Manipulée par son homme, Cheri sera en passe de franchir le Rubicon, avant de finalement se rétracter et d’échapper in sextremis au sexe monstrueusement gonflé de son partenaire, un certain Rod l’Erectile.

Assez classiquement, Bock fait se télescoper ses personnages dans une scène finale, ou Newell vicieusement attiré par asperger les gens à coup de gaz carbonique, renonce à faire de la fille au crane rasée sa nouvelle victime.

Sur cette non fin, Bock évoque le sauvetage de celle-ci, malgré bien entendu de profondes traces laissées notamment par le viol de Ponyboy dans une fourgonnette et laisse ses personnages en plan, se débattre dans leurs problèmes insondables …
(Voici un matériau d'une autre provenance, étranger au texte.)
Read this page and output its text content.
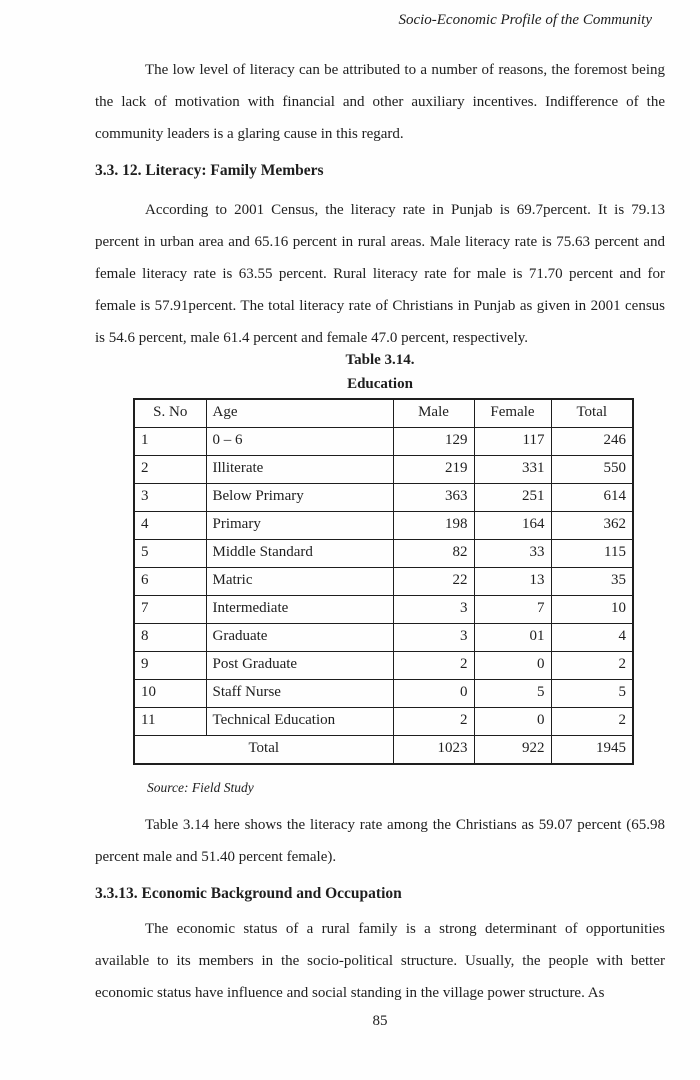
Socio-Economic Profile of the Community

The low level of literacy can be attributed to a number of reasons, the foremost being the lack of motivation with financial and other auxiliary incentives. Indifference of the community leaders is a glaring cause in this regard.

3.3. 12. Literacy: Family Members

According to 2001 Census, the literacy rate in Punjab is 69.7percent. It is 79.13 percent in urban area and 65.16 percent in rural areas. Male literacy rate is 75.63 percent and female literacy rate is 63.55 percent. Rural literacy rate for male is 71.70 percent and for female is 57.91percent. The total literacy rate of Christians in Punjab as given in 2001 census is 54.6 percent, male 61.4 percent and female 47.0 percent, respectively.

Table 3.14.
Education
S. No	Age	Male	Female	Total
1	0 – 6	129	117	246
2	Illiterate	219	331	550
3	Below Primary	363	251	614
4	Primary	198	164	362
5	Middle Standard	82	33	115
6	Matric	22	13	35
7	Intermediate	3	7	10
8	Graduate	3	01	4
9	Post Graduate	2	0	2
10	Staff Nurse	0	5	5
11	Technical Education	2	0	2
Total		1023	922	1945
Source: Field Study

Table 3.14 here shows the literacy rate among the Christians as 59.07 percent (65.98 percent male and 51.40 percent female).

3.3.13. Economic Background and Occupation

The economic status of a rural family is a strong determinant of opportunities available to its members in the socio-political structure. Usually, the people with better economic status have influence and social standing in the village power structure. As

85
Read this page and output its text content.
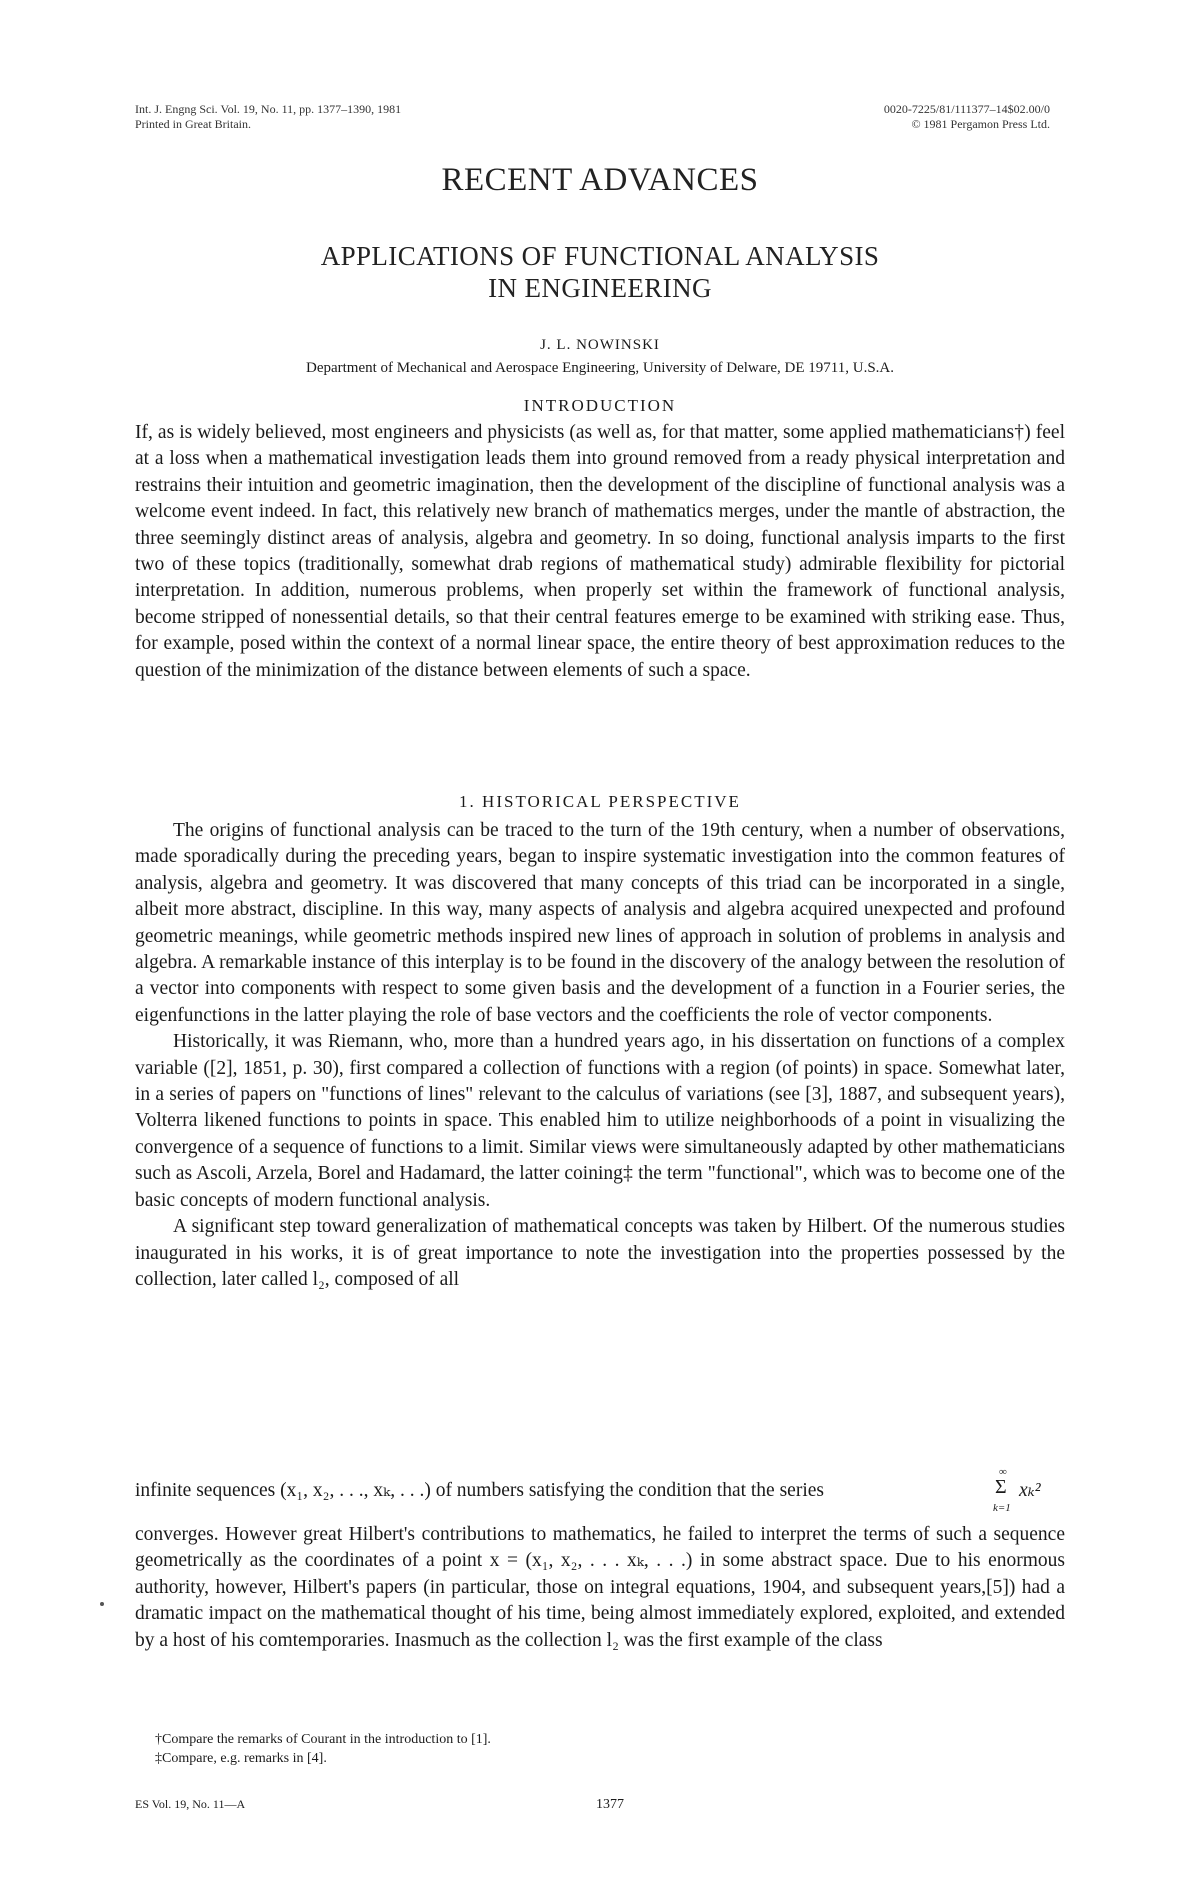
Int. J. Engng Sci. Vol. 19, No. 11, pp. 1377–1390, 1981
Printed in Great Britain.
0020-7225/81/111377–14$02.00/0
© 1981 Pergamon Press Ltd.
RECENT ADVANCES
APPLICATIONS OF FUNCTIONAL ANALYSIS
IN ENGINEERING
J. L. NOWINSKI
Department of Mechanical and Aerospace Engineering, University of Delware, DE 19711, U.S.A.
INTRODUCTION

If, as is widely believed, most engineers and physicists (as well as, for that matter, some applied mathematicians†) feel at a loss when a mathematical investigation leads them into ground removed from a ready physical interpretation and restrains their intuition and geometric imagination, then the development of the discipline of functional analysis was a welcome event indeed. In fact, this relatively new branch of mathematics merges, under the mantle of abstraction, the three seemingly distinct areas of analysis, algebra and geometry. In so doing, functional analysis imparts to the first two of these topics (traditionally, somewhat drab regions of mathematical study) admirable flexibility for pictorial interpretation. In addition, numerous problems, when properly set within the framework of functional analysis, become stripped of nonessential details, so that their central features emerge to be examined with striking ease. Thus, for example, posed within the context of a normal linear space, the entire theory of best approximation reduces to the question of the minimization of the distance between elements of such a space.

1. HISTORICAL PERSPECTIVE

The origins of functional analysis can be traced to the turn of the 19th century, when a number of observations, made sporadically during the preceding years, began to inspire systematic investigation into the common features of analysis, algebra and geometry. It was discovered that many concepts of this triad can be incorporated in a single, albeit more abstract, discipline. In this way, many aspects of analysis and algebra acquired unexpected and profound geometric meanings, while geometric methods inspired new lines of approach in solution of problems in analysis and algebra. A remarkable instance of this interplay is to be found in the discovery of the analogy between the resolution of a vector into components with respect to some given basis and the development of a function in a Fourier series, the eigenfunctions in the latter playing the role of base vectors and the coefficients the role of vector components.

Historically, it was Riemann, who, more than a hundred years ago, in his dissertation on functions of a complex variable ([2], 1851, p. 30), first compared a collection of functions with a region (of points) in space. Somewhat later, in a series of papers on "functions of lines" relevant to the calculus of variations (see [3], 1887, and subsequent years), Volterra likened functions to points in space. This enabled him to utilize neighborhoods of a point in visualizing the convergence of a sequence of functions to a limit. Similar views were simultaneously adapted by other mathematicians such as Ascoli, Arzela, Borel and Hadamard, the latter coining‡ the term "functional", which was to become one of the basic concepts of modern functional analysis.

A significant step toward generalization of mathematical concepts was taken by Hilbert. Of the numerous studies inaugurated in his works, it is of great importance to note the investigation into the properties possessed by the collection, later called l₂, composed of all

infinite sequences (x₁, x₂, . . ., xₖ, . . .) of numbers satisfying the condition that the series
∞
Σ xₖ²
k=1

converges. However great Hilbert's contributions to mathematics, he failed to interpret the terms of such a sequence geometrically as the coordinates of a point x = (x₁, x₂, . . . xₖ, . . .) in some abstract space. Due to his enormous authority, however, Hilbert's papers (in particular, those on integral equations, 1904, and subsequent years,[5]) had a dramatic impact on the mathematical thought of his time, being almost immediately explored, exploited, and extended by a host of his comtemporaries. Inasmuch as the collection l₂ was the first example of the class

†Compare the remarks of Courant in the introduction to [1].
‡Compare, e.g. remarks in [4].
ES Vol. 19, No. 11—A	1377
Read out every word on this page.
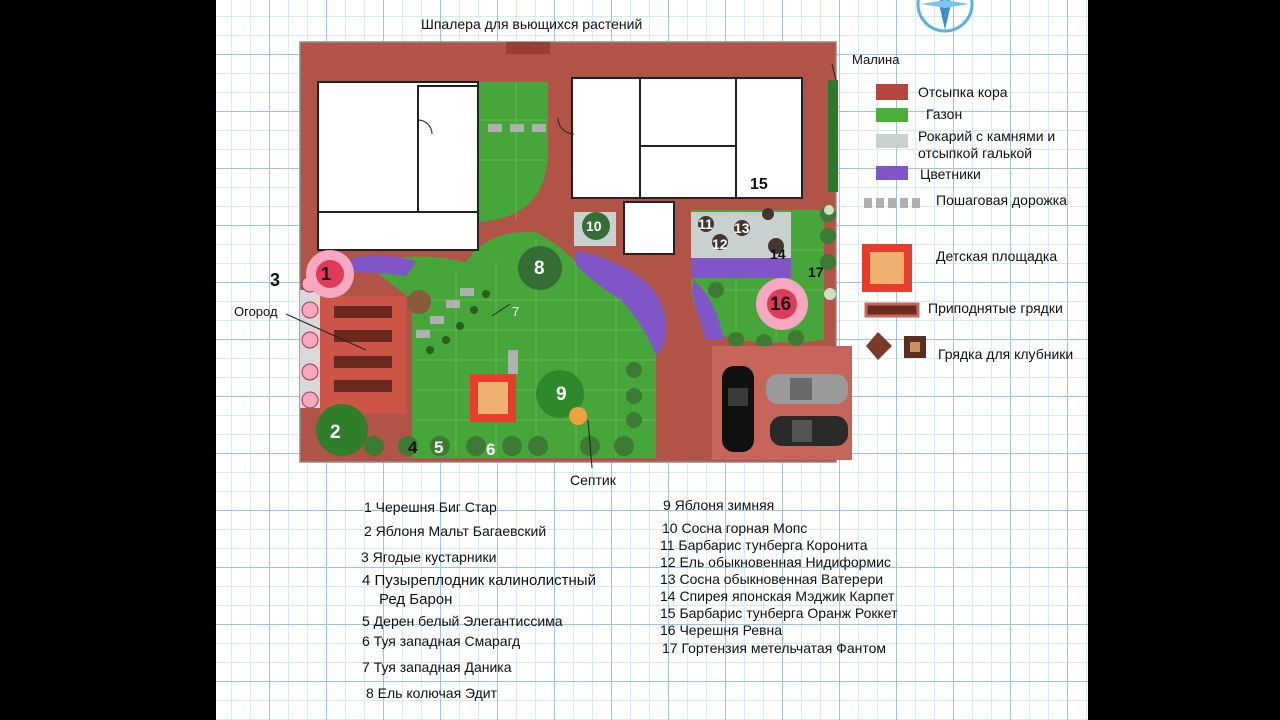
Шпалера для вьющихся растений
Малина
Огород
Септик
7
1
2
3
4 5	6
8
9
10	11
12
13
14
15
16
17
Отсыпка кора
Газон
Рокарий с камнями и
отсыпкой галькой
Цветники
Пошаговая дорожка
Детская площадка
Приподнятые грядки
Грядка для клубники
1 Черешня Биг Стар
2 Яблоня Мальт Багаевский
3 Ягодые кустарники
4 Пузыреплодник калинолистный
Ред Барон
5 Дерен белый Элегантиссима
6 Туя западная Смарагд
7 Туя западная Даника
8 Ель колючая Эдит
9 Яблоня зимняя
10 Сосна горная Мопс
11 Барбарис тунберга Коронита
12 Ель обыкновенная Нидиформис
13 Сосна обыкновенная Ватерери
14 Спирея японская Мэджик Карпет
15 Барбарис тунберга Оранж Роккет
16 Черешня Ревна
17 Гортензия метельчатая Фантом
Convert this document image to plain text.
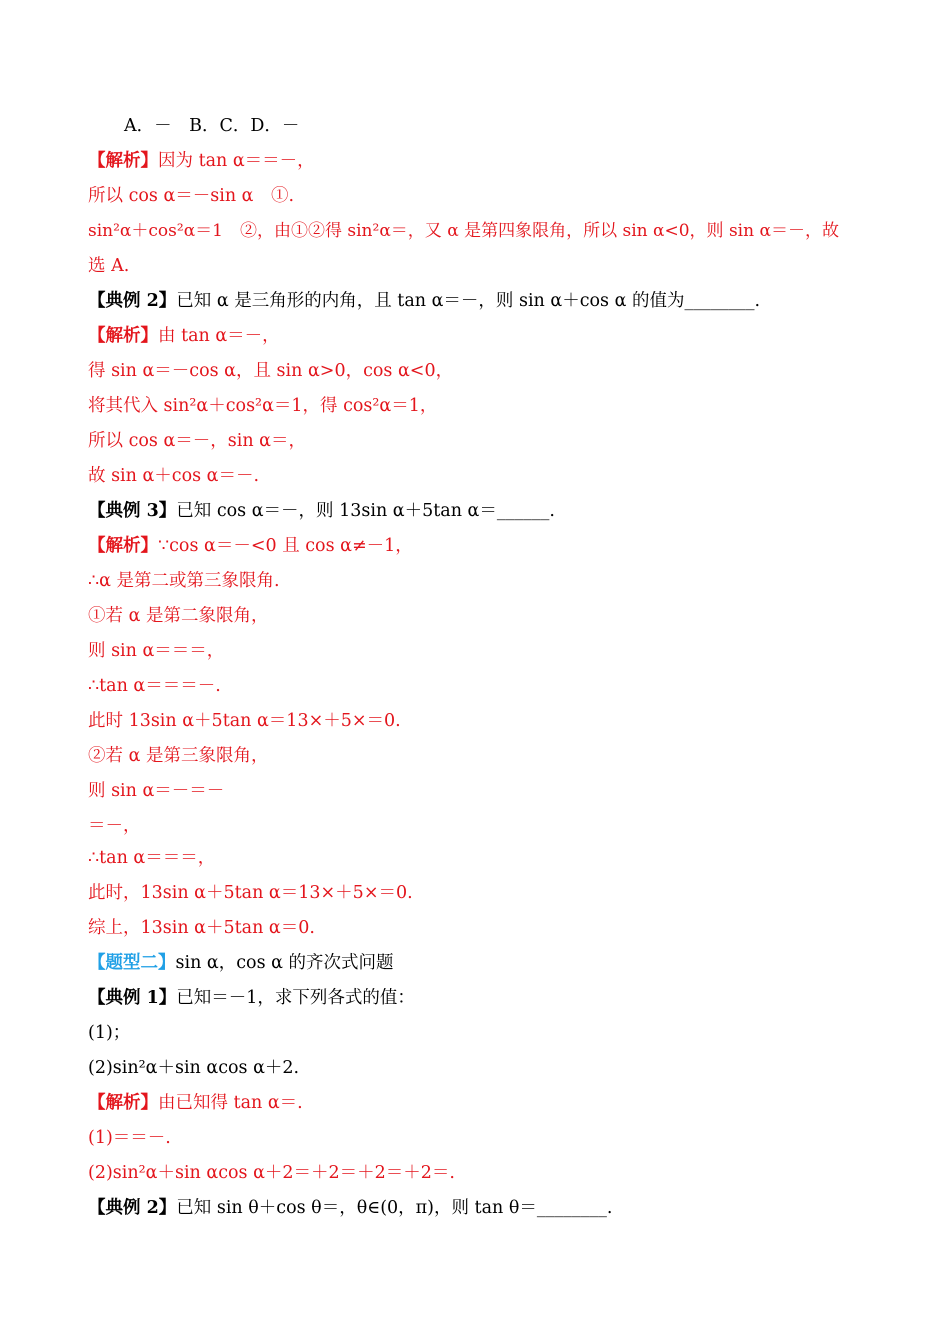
A．－　B．C．D．－
【解析】因为 tan α＝＝－，
所以 cos α＝－sin α　①.
sin²α＋cos²α＝1　②，由①②得 sin²α＝，又 α 是第四象限角，所以 sin α<0，则 sin α＝－，故
选 A.
【典例 2】已知 α 是三角形的内角，且 tan α＝－，则 sin α＋cos α 的值为________.
【解析】由 tan α＝－，
得 sin α＝－cos α，且 sin α>0，cos α<0，
将其代入 sin²α＋cos²α＝1，得 cos²α＝1，
所以 cos α＝－，sin α＝，
故 sin α＋cos α＝－.
【典例 3】已知 cos α＝－，则 13sin α＋5tan α＝______.
【解析】∵cos α＝－<0 且 cos α≠－1，
∴α 是第二或第三象限角.
①若 α 是第二象限角，
则 sin α＝＝＝，
∴tan α＝＝＝－.
此时 13sin α＋5tan α＝13×＋5×＝0.
②若 α 是第三象限角，
则 sin α＝－＝－
＝－，
∴tan α＝＝＝，
此时，13sin α＋5tan α＝13×＋5×＝0.
综上，13sin α＋5tan α＝0.
【题型二】sin α，cos α 的齐次式问题
【典例 1】已知＝－1，求下列各式的值：
(1)；
(2)sin²α＋sin αcos α＋2.
【解析】由已知得 tan α＝.
(1)＝＝－.
(2)sin²α＋sin αcos α＋2＝＋2＝＋2＝＋2＝.
【典例 2】已知 sin θ＋cos θ＝，θ∈(0，π)，则 tan θ＝________.
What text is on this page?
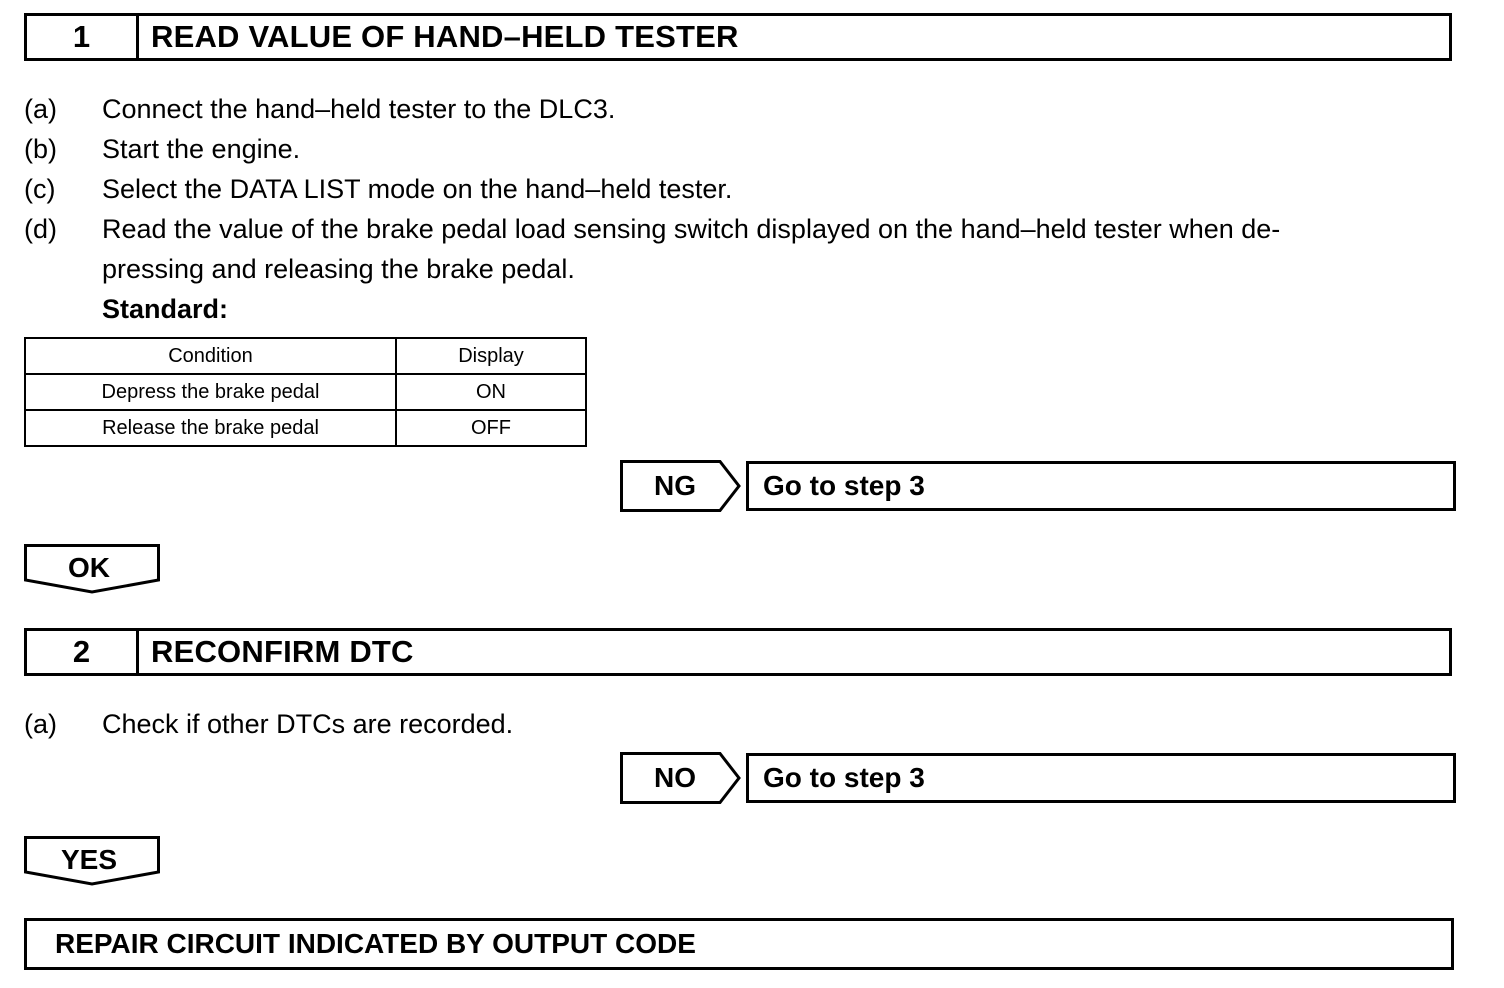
1	READ VALUE OF HAND–HELD TESTER
(a)	Connect the hand–held tester to the DLC3.
(b)	Start the engine.
(c)	Select the DATA LIST mode on the hand–held tester.
(d)	Read the value of the brake pedal load sensing switch displayed on the hand–held tester when de-
pressing and releasing the brake pedal.
Standard:
Condition	Display
Depress the brake pedal	ON
Release the brake pedal	OFF
NG	Go to step 3
OK
2	RECONFIRM DTC
(a)	Check if other DTCs are recorded.
NO	Go to step 3
YES
REPAIR CIRCUIT INDICATED BY OUTPUT CODE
En conclusion, « Les enfants de Las Vegas » est un livre jeune, moderne, dont le coté provocateur et outrancier, bousculera le lecteur voir même pourra le choquer.

Bock s’intéresse ici à la face cachée de l’astre lumineux, celui ou vivent les âmes perdues, les pauvres dans un mélange de violence, de sexe et d’énergie désespérée.

Tout ici est sale, désagréable, dérangeant …et les raisons finales d’espérer trouver une porte de sortie restent bien minces.

Outre sa noirceur, le principal reproche que je ferais au livre est sa longueur et la multiplication de passages relativement peu intéressants consacrées aux recherches de Newell avec des résultats nuls si ce n’est l’aggravation du mal être de parents.

On reconnaitra donc un certain talent à Bock, qui s’est attaqué avec courage à un thème socialement difficile, et à mélangé en perdant peut être le sens des proportions le gout de la musique rock underground et la fascination pour l’industrie du sexe, jusqu’à rendre parfois son roman assez peu digeste.

A réserver donc aux amateurs de sensations fortes et aux curieux désireux de savoir ce qu’il y a derrière les rideaux et les spot lights.